By Suzanne McDaniel VanDeMark

Courtesy Sheila Wertimer, Wertimer & Associates |
Walking through what appears to be an old garden gate at the 23
Meeting Street residence in historic downtown Charleston, South
Carolina, is like walking into an oasis. Whether the day is a mild
April one or the hottest that Charles-ton can produce, this garden
feels like a subtropical glade protected by seemingly antique garden
walls. The sounds of the swaying leaves of black bamboo lining the
south wall, the steady gurgle from several water features, and two
croaking pond frogs all muffle the noises from the tourist-thronged
streets.
Loutrel Briggs, one of Charleston’s most famous landscape architects,
originally designed the garden. A New York practitioner who first
visited Charleston in 1927 and set up an office there two years
later, Briggs was not only prolific in his own design work but also
committed to documenting and preserving Charleston’s historic gardens
and surrounding plantations.
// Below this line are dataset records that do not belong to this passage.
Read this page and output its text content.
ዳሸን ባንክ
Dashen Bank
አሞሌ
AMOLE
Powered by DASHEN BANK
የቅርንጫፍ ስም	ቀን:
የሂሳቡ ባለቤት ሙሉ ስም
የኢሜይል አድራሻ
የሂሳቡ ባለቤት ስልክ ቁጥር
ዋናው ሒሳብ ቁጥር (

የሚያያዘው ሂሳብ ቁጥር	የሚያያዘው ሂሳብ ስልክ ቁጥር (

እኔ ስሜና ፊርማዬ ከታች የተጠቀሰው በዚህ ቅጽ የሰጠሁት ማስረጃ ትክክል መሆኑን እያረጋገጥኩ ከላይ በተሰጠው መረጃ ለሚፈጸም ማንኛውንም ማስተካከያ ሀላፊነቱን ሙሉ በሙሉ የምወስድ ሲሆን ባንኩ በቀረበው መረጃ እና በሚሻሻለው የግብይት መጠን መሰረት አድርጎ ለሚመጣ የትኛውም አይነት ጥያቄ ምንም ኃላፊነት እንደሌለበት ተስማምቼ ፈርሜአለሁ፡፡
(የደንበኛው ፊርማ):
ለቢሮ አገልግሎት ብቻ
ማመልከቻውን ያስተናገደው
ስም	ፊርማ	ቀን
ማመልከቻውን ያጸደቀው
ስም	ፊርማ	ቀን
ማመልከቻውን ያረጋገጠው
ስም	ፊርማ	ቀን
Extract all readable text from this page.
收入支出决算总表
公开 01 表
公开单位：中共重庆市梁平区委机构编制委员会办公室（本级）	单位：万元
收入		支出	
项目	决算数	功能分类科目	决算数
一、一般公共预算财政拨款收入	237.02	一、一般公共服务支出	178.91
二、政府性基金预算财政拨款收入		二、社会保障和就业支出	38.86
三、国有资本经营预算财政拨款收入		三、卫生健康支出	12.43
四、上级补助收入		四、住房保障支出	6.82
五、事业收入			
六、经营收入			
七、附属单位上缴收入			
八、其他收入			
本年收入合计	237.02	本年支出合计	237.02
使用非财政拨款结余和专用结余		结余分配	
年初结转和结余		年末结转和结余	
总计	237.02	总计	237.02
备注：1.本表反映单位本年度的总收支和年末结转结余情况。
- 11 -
He designed the garden at 23 Meeting
Street for Mr. and Mrs. James Hagood in 1969, relatively late in
his career.
Briggs used his knowledge of local garden history to create a formal
space that had the look and feel of a much older garden. The beauty
of the resulting design was such that one commentator compared it
to “a veiled woman whose eyes alone can be seen and felt.”
But Briggs’s design didn’t prove very user friendly. Pruned boxwoods
masked the only water feature and blocked the view from one garden
room to another, but other vegetation failed to block the view that
allowed next-door neighbors to peek from their windows into the
garden. And its rigid formality made users feel uncomfortable.